Dans le monde

Île Maurice : sans moyens face à la marée noire

Dans l’océan Indien, des habitants de l’île Maurice tentent d’endiguer avec des moyens de fortune la marée noire sortie des soutes du Wakashio, un cargo échoué sur la barrière de corail de leur île. Au risque de leur santé, ils ramassent le sable souillé de pétrole, littéralement à la main, fabriquent des barrages avec du chanvre, des résidus végétaux, voire des cheveux.

Deux semaines après le naufrage, l’armateur du navire, la puissante compagnie japonaise Mol, s’est contenté de publier une déclaration dans laquelle il invoque le mauvais temps, s’excuse auprès des populations et promet de prendre ses responsabilités. Les autorités mauriciennes et internationales, quant à elles, semblent avoir attendu jusqu’au 5 août, quand la coque du navire échoué depuis le 25 juillet a commencé à s’ouvrir, pour se demander quoi faire.

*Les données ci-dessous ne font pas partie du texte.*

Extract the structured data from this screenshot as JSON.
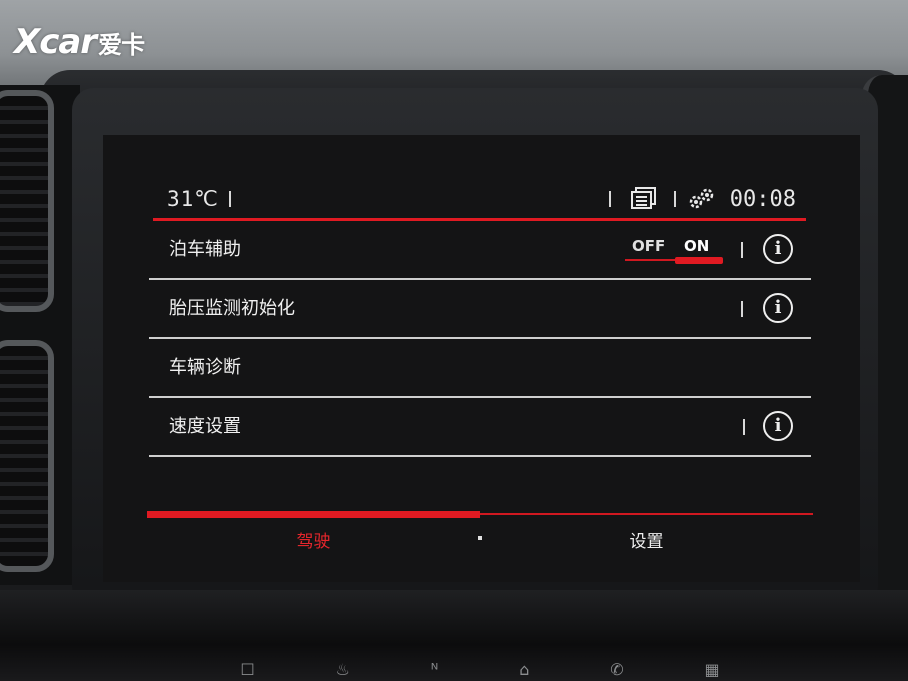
{
  "watermark": {
    "brand": "Xcar",
    "sub": "爱卡"
  },
  "status_bar": {
    "temperature": "31℃",
    "clock": "00:08"
  },
  "menu": {
    "items": [
      {
        "label": "泊车辅助",
        "toggle": {
          "off_label": "OFF",
          "on_label": "ON",
          "state": "ON"
        },
        "has_info": true
      },
      {
        "label": "胎压监测初始化",
        "has_info": true
      },
      {
        "label": "车辆诊断",
        "has_info": false
      },
      {
        "label": "速度设置",
        "has_info": true
      }
    ]
  },
  "tabs": [
    {
      "label": "驾驶",
      "active": true
    },
    {
      "label": "设置",
      "active": false
    }
  ],
  "icons": [
    "menu-list-icon",
    "gear-icon",
    "info-icon"
  ],
  "colors": {
    "accent": "#e01a22",
    "text": "#f0f0f0",
    "screen_bg": "#141415"
  }
}
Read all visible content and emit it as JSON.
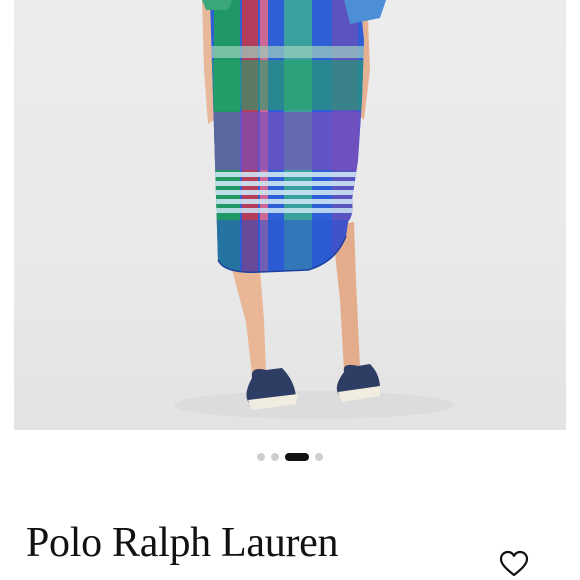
{
  "product": {
    "brand": "Polo Ralph Lauren",
    "image_icon": "product-photo-plaid-shirt-dress"
  },
  "carousel": {
    "total": 4,
    "active_index": 2
  },
  "actions": {
    "favorite_icon": "heart-outline-icon"
  },
  "colors": {
    "plaid_blue": "#2f5fd6",
    "plaid_green": "#1f9e5a",
    "plaid_purple": "#6b4fb8",
    "plaid_red": "#c23a4c",
    "shoe_navy": "#2e3d63"
  }
}
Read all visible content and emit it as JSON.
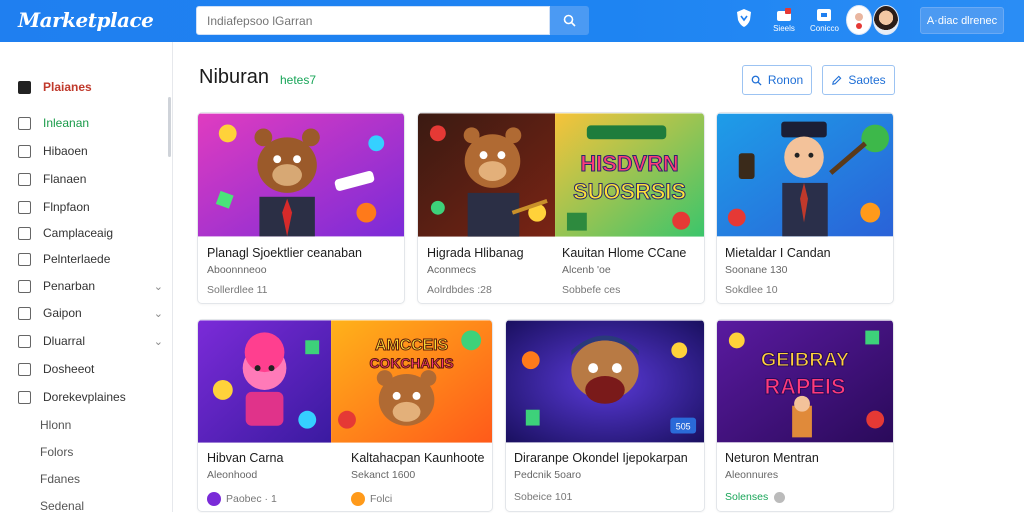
{
  "header": {
    "logo": "Marketplace",
    "search_placeholder": "Indiafepsoo lGarran",
    "icons": [
      {
        "name": "shield-icon",
        "label": ""
      },
      {
        "name": "gift-icon",
        "label": "Sieels"
      },
      {
        "name": "store-icon",
        "label": "Conicco"
      }
    ],
    "action_button": "A·diac dlrenec"
  },
  "sidebar": {
    "items": [
      {
        "label": "Plaianes",
        "icon": "home-icon"
      },
      {
        "label": "Inleanan",
        "icon": "tag-icon"
      },
      {
        "label": "Hibaoen",
        "icon": "people-icon"
      },
      {
        "label": "Flanaen",
        "icon": "image-icon"
      },
      {
        "label": "Flnpfaon",
        "icon": "document-icon"
      },
      {
        "label": "Camplaceaig",
        "icon": "layers-icon"
      },
      {
        "label": "Pelnterlaede",
        "icon": "doc-icon"
      },
      {
        "label": "Penarban",
        "icon": "card-icon",
        "chevron": true
      },
      {
        "label": "Gaipon",
        "icon": "gear-icon",
        "chevron": true
      },
      {
        "label": "Dluarral",
        "icon": "folder-icon",
        "chevron": true
      },
      {
        "label": "Dosheeot",
        "icon": "file-icon"
      },
      {
        "label": "Dorekevplaines",
        "icon": "home-icon"
      }
    ],
    "subitems": [
      "Hlonn",
      "Folors",
      "Fdanes",
      "Sedenal"
    ]
  },
  "main": {
    "title": "Niburan",
    "badge": "hetes7",
    "buttons": [
      {
        "label": "Ronon",
        "icon": "search-icon"
      },
      {
        "label": "Saotes",
        "icon": "edit-icon"
      }
    ],
    "cards": [
      {
        "title": "Planagl Sjoektlier ceanaban",
        "subtitle": "Aboonnneoo",
        "meta": "Sollerdlee 11",
        "thumb_text": ""
      },
      {
        "title": "Higrada Hlibanag",
        "subtitle": "Aconmecs",
        "meta": "Aolrdbdes :28",
        "thumb_text": ""
      },
      {
        "title": "Kauitan Hlome CCane",
        "subtitle": "Alcenb 'oe",
        "meta": "Sobbefe ces",
        "thumb_text": "HISDVRN SUOSRSIS"
      },
      {
        "title": "Mietaldar I Candan",
        "subtitle": "Soonane 130",
        "meta": "Sokdlee 10",
        "thumb_text": ""
      },
      {
        "title": "Hibvan Carna",
        "subtitle": "Aleonhood",
        "meta": "Paobec · 1",
        "thumb_text": ""
      },
      {
        "title": "Kaltahacpan Kaunhoote",
        "subtitle": "Sekanct 1600",
        "meta": "Folci",
        "thumb_text": "AMCCEIS COKCHAKIS"
      },
      {
        "title": "Diraranpe Okondel Ijepokarpan",
        "subtitle": "Pedcnik 5oaro",
        "meta": "Sobeice 101",
        "thumb_text": "505"
      },
      {
        "title": "Neturon Mentran",
        "subtitle": "Aleonnures",
        "meta": "Solenses",
        "thumb_text": "GEIBRAY RAPEIS"
      }
    ]
  }
}
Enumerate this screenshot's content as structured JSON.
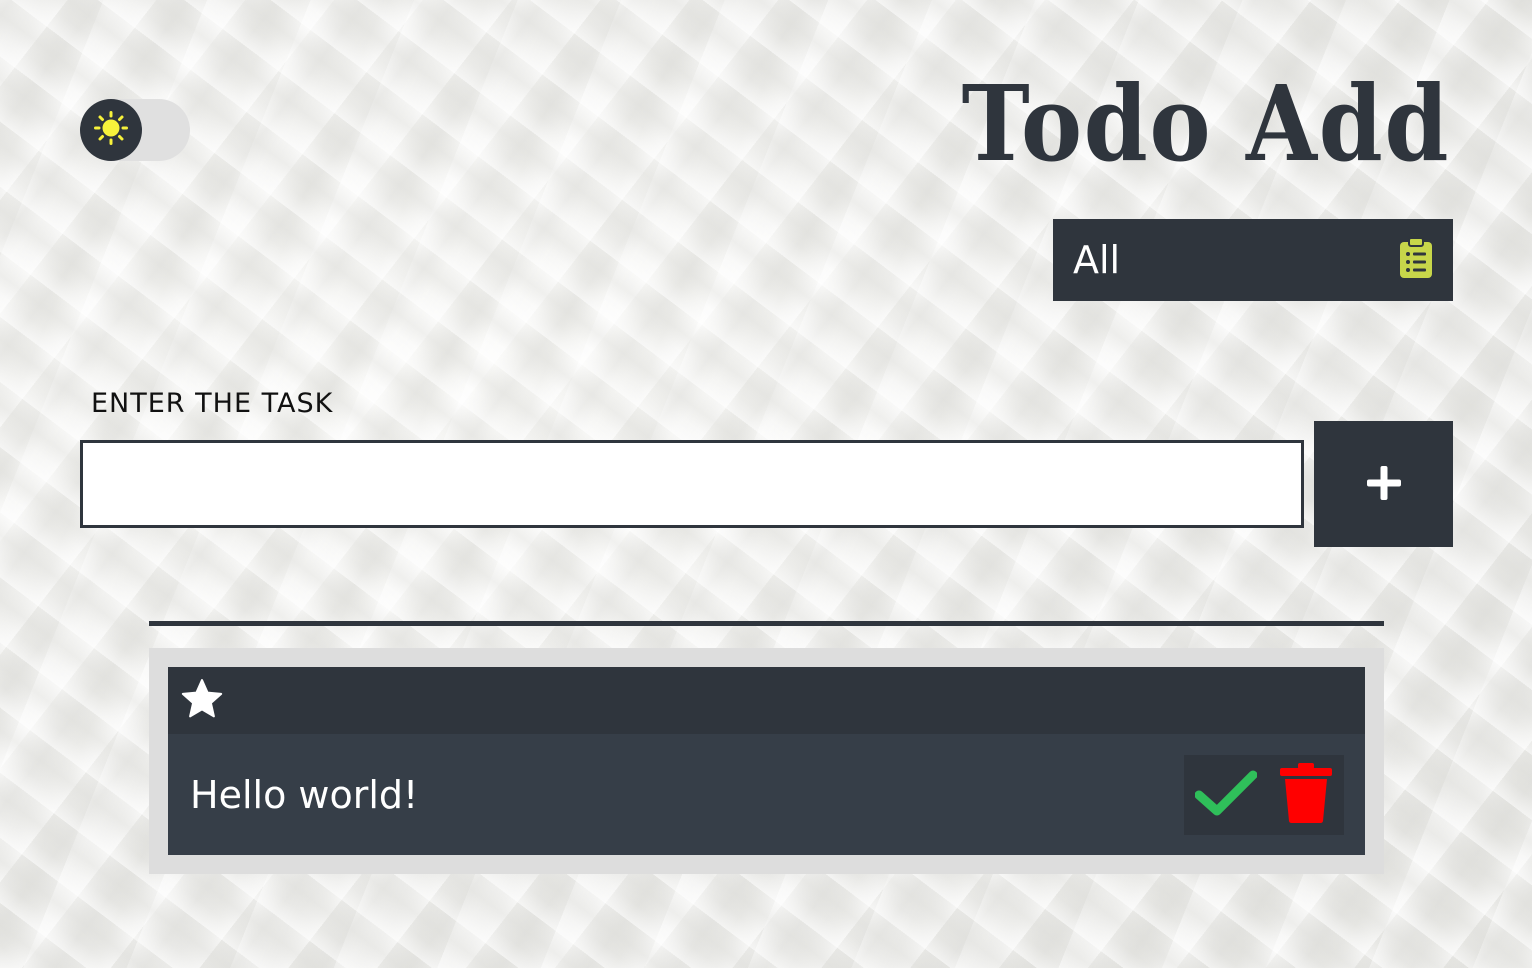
{
  "app": {
    "title": "Todo Add"
  },
  "theme_toggle": {
    "icon": "sun-icon",
    "mode": "light"
  },
  "filter": {
    "selected": "All",
    "icon": "clipboard-list-icon"
  },
  "task_form": {
    "label": "ENTER THE TASK",
    "value": "",
    "placeholder": "",
    "add_icon": "plus-icon"
  },
  "todos": [
    {
      "text": "Hello world!",
      "starred": true,
      "star_icon": "star-icon",
      "complete_icon": "check-icon",
      "delete_icon": "trash-icon"
    }
  ],
  "colors": {
    "dark": "#2f353d",
    "card_body": "#363e48",
    "sun": "#f7f23b",
    "clipboard": "#c7d64a",
    "check": "#2fbf5a",
    "trash": "#ff0000"
  }
}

On ne sait pas aujourd’hui pourquoi le Wakashio s’est écarté de sa route, n’a pas répondu aux messages radio des autorités mauriciennes et a fini par s’échouer sur un récif connu et cartographié depuis des siècles. Mais on sait que les armateurs réduisent les équipages pour faire des économies et, surtout, que des centaines de milliers de marins sont actuellement au bout du rouleau. Sans relève à cause de la pandémie, ils sont en mer depuis des mois, voire plus d’un an. L’armateur n’a rien dit pour l’instant sur l’état de l’équipage, si ce n’est qu’il est sain et sauf.

Le Wakashio est l’un des 35 000 cargos qui passent par Maurice chaque année, reliant les ports d’Asie à l’Afrique du Sud, au Brésil et même à l’Europe, pour qui veut économiser le coût du passage à Suez. Le développement industriel de la Chine, important des matières premières et exportant des produits finis ou semi-­finis, a multiplié le nombre de cargos passant au large de l’île Maurice. Les autorités mauriciennes ont voulu en profiter en agrandissant leur port et en transformant toute l’île en zone franche. Port-Louis, capitale et grand port industriel de l’île, est ainsi devenu le principal port de transbordement de la région, des centaines de milliers de conteneurs y transitant chaque année. Le port sert également d’escale d’approvisionnement en carburant pour les cargos. Mais, malgré ce trafic intense, malgré ces centaines d’énormes navires passant aux abords de la barrière de corail, entrant, sortant, attendant, Port-Louis ne dispose pas d’un remorqueur de haute mer capable d’aller secourir un gros cargo.

Au moment même où le fuel s’écoule des soutes du Wakashio, les négociations ont repris en Europe pour équiper la Manche, la mer la plus fréquentée du monde, en remorqueurs. Eh bien, alors que de l’aveu même des autorités maritimes les moyens actuels sont insuffisants, les États riverains vont encore les réduire, prenant sciemment le risque qu’une simple avarie à bord d’un navire géant se transforme en catastrophe, faute de moyens de sauvetage adéquats.

Le fait que cela se soit déjà produit à de nombreuses reprises et que cela se produise encore une fois sous leurs yeux n’est visiblement pas de nature à les faire changer d’avis.